Debt can be crippling, painful, and downright scary to have. Everyday of the 29 months I worked to pay off my debt after college I felt like I had a huge weight on my shoulders. After I paid off my student and car loans I was so glad to be free! Now that I again have debt and share the responsibility of my wife’s student loans, they are an ever-present grey cloud above our heads. That being said, we both know that it could be a lot worse.

We could have graduated college with much more debt. I could have accumulated student loans while getting my MBA instead of paying it off as I went. I could have delayed paying off my loans and lived a much more luxurious lifestyle for a few years. We could have racked up thousands of dollars in high interest credit card debt instead of staying frugal. We could have bought a house and be upside down in our mortgage. Our wedding could have put us deep in debt.
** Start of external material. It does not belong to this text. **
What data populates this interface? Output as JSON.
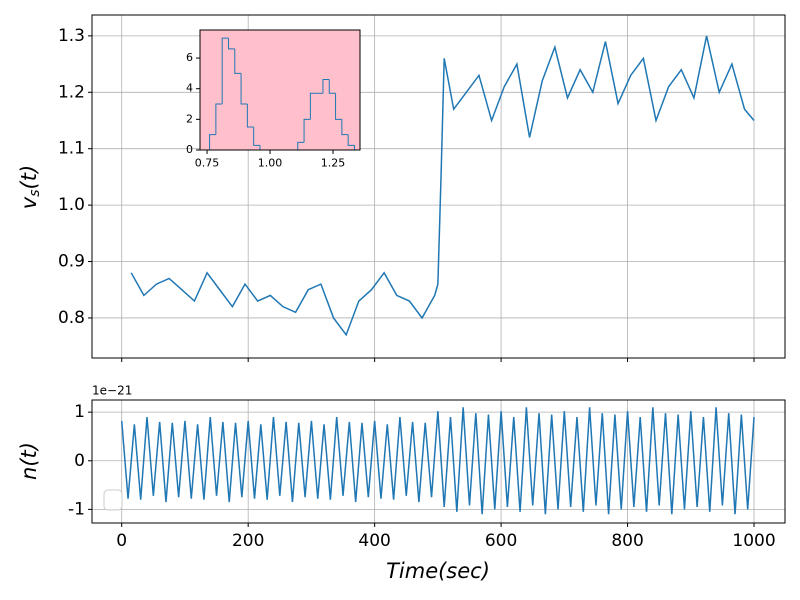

The list goes on and on.

While we consider ourselves to be very fortunate that we have both been raised to be relatively frugal, I know there are others that struggle to make ends meet even when they are trying really hard to do so.

Help a Reader

I recently got a question from a friend and reader of Pocket Changed about taking out additional student loans to pay off some credit card debt. While at first I was a bit surprised at the approach (I would fear that credit card debt could easily just accumulate again), the more I thought about it, the more sense it started to make.

If her credit card debt is $5,000 and the interest rate is 16.9%, she is paying $70.83 in interest each month to start. It would take her 271 months (22.5 years!) of paying the minimum to pay it off and in that time she would pay $6,524.21 in interest.

If she instead takes out a student loan at 6% and slowly pays off the credit card amount, the interest would be reduced to $25.00 per month to start. It would then take 242 months of paying the minimum and $2,219.46 in additional interest to pay it off.

I know which option I would rather choose. With this tactic I have a few caveats though.

- I would highly recommend that the credit card not be used again until the amount you transferred into a loan is fully paid off. You have to turn off the debt faucet. - Pay more than the minimums whenever possible. EVERY extra payment helps in the long term to reduce the amount of interest you would pay. Use a “true cost of paying the minimums” debt calculator to see the difference.

So, what would you do in this situation? Would you take out more loans at a lower interest rate to pay off a credit card balance?